Prayer is a vital part of the Christian life. John Calvin called it “the chief exercise of faith.” Matthew Henry said, “You may as soon find a living man that does not breathe, as a living Christian that does not pray.”
But prayer is difficult. Almost everything else in the Christian life is easier than praying. For most of us, prayer is a major struggle. Getting distracted by one’s wandering mind is a particular frustration many face.

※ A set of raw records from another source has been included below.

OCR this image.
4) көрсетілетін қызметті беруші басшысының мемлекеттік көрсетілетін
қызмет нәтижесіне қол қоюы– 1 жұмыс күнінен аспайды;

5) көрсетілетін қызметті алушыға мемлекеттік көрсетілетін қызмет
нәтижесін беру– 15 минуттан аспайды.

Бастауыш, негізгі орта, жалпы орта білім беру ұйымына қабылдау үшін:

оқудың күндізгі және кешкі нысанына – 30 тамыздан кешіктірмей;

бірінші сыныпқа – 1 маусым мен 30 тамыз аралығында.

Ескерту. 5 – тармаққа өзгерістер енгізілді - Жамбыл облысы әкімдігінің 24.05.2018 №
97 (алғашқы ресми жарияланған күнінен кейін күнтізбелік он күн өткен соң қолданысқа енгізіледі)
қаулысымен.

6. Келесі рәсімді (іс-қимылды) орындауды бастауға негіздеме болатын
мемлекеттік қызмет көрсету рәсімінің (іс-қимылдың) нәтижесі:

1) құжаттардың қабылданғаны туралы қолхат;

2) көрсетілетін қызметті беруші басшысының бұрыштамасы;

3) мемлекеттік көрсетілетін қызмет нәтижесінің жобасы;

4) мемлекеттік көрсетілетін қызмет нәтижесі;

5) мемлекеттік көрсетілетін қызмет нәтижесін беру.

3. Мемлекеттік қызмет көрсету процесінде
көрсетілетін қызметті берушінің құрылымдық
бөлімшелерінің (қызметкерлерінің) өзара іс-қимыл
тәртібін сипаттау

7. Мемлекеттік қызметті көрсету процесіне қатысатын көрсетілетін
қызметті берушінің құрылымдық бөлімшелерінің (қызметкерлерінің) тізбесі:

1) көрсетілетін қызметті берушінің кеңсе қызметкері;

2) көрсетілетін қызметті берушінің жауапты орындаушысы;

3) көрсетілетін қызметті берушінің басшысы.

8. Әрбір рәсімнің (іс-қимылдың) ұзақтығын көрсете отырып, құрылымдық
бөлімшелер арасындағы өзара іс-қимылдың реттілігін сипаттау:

Harold Senkbeil, a Lutheran minister with nearly five decades of pastoral experience, recommends praying out loud. Years ago he learned the wisdom of this practice from a colleague. At first it felt strange, he says. Silent prayer tends to be the norm for most of us. But Senkbeil notes that praying aloud in private has been the common practice of Christ’s people throughout history.
In fact, the New Testament makes clear that Jesus himself ordinarily prayed out loud in private. Think of his high priestly prayer for the disciples (John 17), his agonized prayer in Gethsemane (Matt 26:36–44), or that most haunting of prayers from the cross, “My God, my God, why have you forsaken me?” (Mark 15:34). Hebrews 5:7 says, “In the days of his flesh, Jesus offered up prayers and supplications, with loud cries and tears, to him who was able to save him from death, and he was heard because of his reverence.”
If the Son of God incarnate in human flesh prayed out loud, I guess we can too. He, after all, was one with the Father from all eternity. Yet if he in his flesh prayed aloud to his Father who sees in secret, so can we.
Senkbeil learned that praying out loud in private keeps his mind from wandering. “Now,” he says, “almost all my private prayer is spoken aloud, or at least whispered loud enough for my own ears to hear it.”
If your prayer life is suffering because of wandering thoughts, why not try speaking your prayers out loud. After all, you are talking to another person — a divine person you can’t see with your eyes but a person nonetheless.